More variations on flashcards are possible thanks to both online and offline tools. The very process of creating flashcards helps students remember words, definitions, and spellings. If a model sentence is included for each key word, then usage is also better understood and remembered. What I like seeing today is the use of multimedia, and in particular the use of images. Here are just three possibilities:
- PowerPoint presentations allow the coupling of text and images as well as text and music. File sharing would allow students to view one another’s slideshows. Instead of traditional 2-sided flashcards, consider having students create sets of 4 slides per word: (1) an image that evokes the key word, (2) key word, (3) definition, (4) model sentence. The sequence is logical for a self-check: What word do you associate with the picture? > How do you spell that word? > What’s the definition of that word? > Can you use the word in a sentence?
- Blog posts allow for a one-page collection of media for a set of words. Take for example this student’s post on collocations.

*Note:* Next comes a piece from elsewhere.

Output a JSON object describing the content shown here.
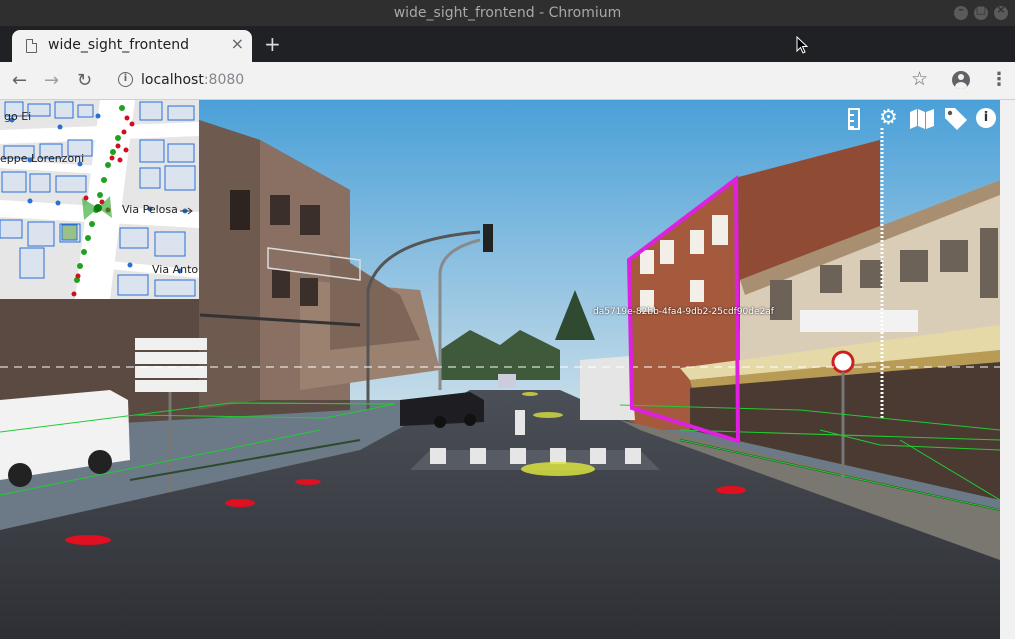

I like the emphasis being on the use of phrases rather than single words. Blog posts allow viewers to comment and correct, and the study of vocabulary becomes a collective effort.
- Voicethread is a tool I’d like to experiment more with. If you’re in need of a quick tutorial, click here for one offered by Radford University. I see possibilities for vocabulary study using Voicethread. Do you? Perhaps you already have used Voicethread for this purpose. If so, what was your approach? I can see a collection of images selected and published by the teacher. One option is to have students post audio, video, or text comments using one of the assigned key words from a lesson. A second option is for the teacher to post a question or set of questions that use target vocabulary. Students would be asked to post their answers.